De acordo com a nota do governo mexicano, a execução de Tamayo "viola a Convenção de Viena sobre Relações Consulares e contradiz a decisão da Corte Internacional de Justiça ditada no Caso Avena (2004)".
"O governo do México faz um apelo para que sejam tomadas ações efetivas e que seja evitada a execução de outras condenações em desacato à decisão Avena que prejudiquem o regime de assistência e proteção consular acordado entre os países", afirmou a nota distribuída pela chancelaria.
A nota lembrou as ações do governo mexicano para obter a revisão do caso e a reconsideração por parte das autoridades judiciais do Texas, "pela falta de notificação consular" quando Tamayo foi detido.
Até mesmo o departamento de Estado americano lamentou nesta quinta-feira a decisão das autoridades do Texas de executar o mexicano, já que seu caso havia sido alvo de uma decisão do Tribunal Internacional de Justiça.
"O departamento lamenta a decisão do Texas de proceder com a execução do senhor Tamayo sem revisão nem reconsideração do caso, mas mantém seu compromisso de trabalhar para cumprir com nossas obrigações internacionais", afirma uma nota da chancelaria americana.
No mês passado, o secretário de Estado, John Kerry, já havia dito que "não tem simpatia por qualquer um que assassine um policial", mas que pedia ao governador do Texas, Rick Perry, que reconsiderasse a decisão porque isso poderia dificultar a ação do governo em ajudar americanos com problemas no exterior.
A União Europeia indicou nesta quinta-feira lamentar profundamente a execução do mexicano, embora tenha reconhecido a "séria natureza de seu crime", e afirmou que as autoridades americanas não respeitaram as obrigações internacionais, segundo um comunicado da chefe da diplomacia do bloco, Catherine Ashton.
Atraso
A execução de Tamayo ocorreu com atraso de três horas do horário previsto, devido à apresentação de um recurso de última hora que foi rejeitado pela Suprema Corte dos EUA.
Meia hora antes da execução, a Suprema Corte havia negado três recursos de apelação apresentados no último minuto pelos advogados de Tamayo, e com isso foram encerradas todas as possibilidades de que o caso fosse revisado.
Em Miacatlan, no México, os familiares de Tamayo e vizinhos formaram uma rede de oração durante a tarde de quarta-feira, que foi quebrada entre prantos quando sua execução foi informada. Os grupos iniciaram suas orações na tarde à espera de um adiamento da sentença.
A pedido do preso, nenhum de seus parentes presenciou seus últimos momentos, mas sua execução foi testemunhada por familiares do agente assassinado, Guy Gaddis, entre eles a mãe e dois irmãos.
"Mandamos nossas condolências à família do Sr.

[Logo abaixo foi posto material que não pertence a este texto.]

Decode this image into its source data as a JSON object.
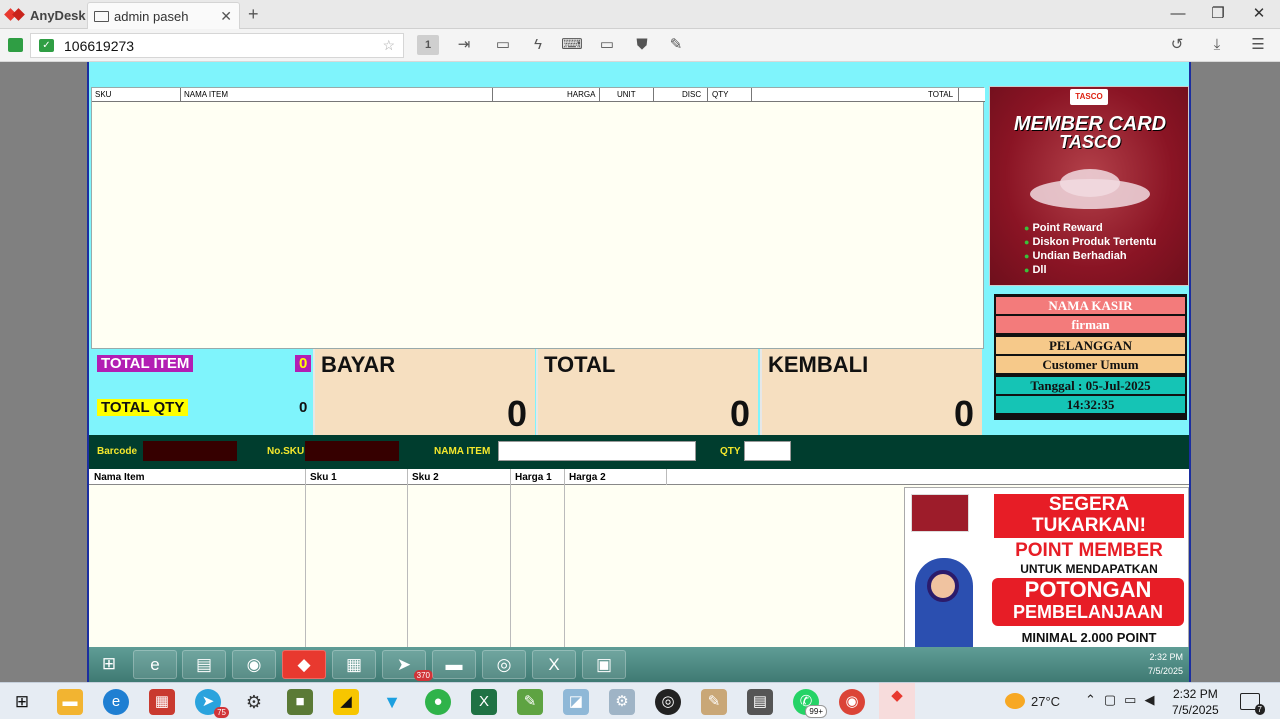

Tamayo. Nós não pedimos que isso acontecesse, mas um júri decidiu assim. Portanto, fez-se justiça", disse Gary Gladis, irmão do policial assassinado por Tamayo.
Gaby Domenzain, porta-voz das advogadas de Tamayo, disse ao concluir a execução que "não apenas o governador do Texas, Rick Perry, e o procurador do Estado, Greg Abbott, faltaram com sua palavra, mas também faltaram com o respeito com a comunidade internacional, a mexicana, os Estados Unidos e o Texas".
A execução de Tamayo foi a primeira este ano no Texas e a quarta nos Estados Unidos, onde outros 40 mexicanos estão à espera da pena de morte.
Ele é a 509ª pessoa sendo 21 estrangeiros a ser executada no Texas desde que a pena de morte foi restabelecida em 1976.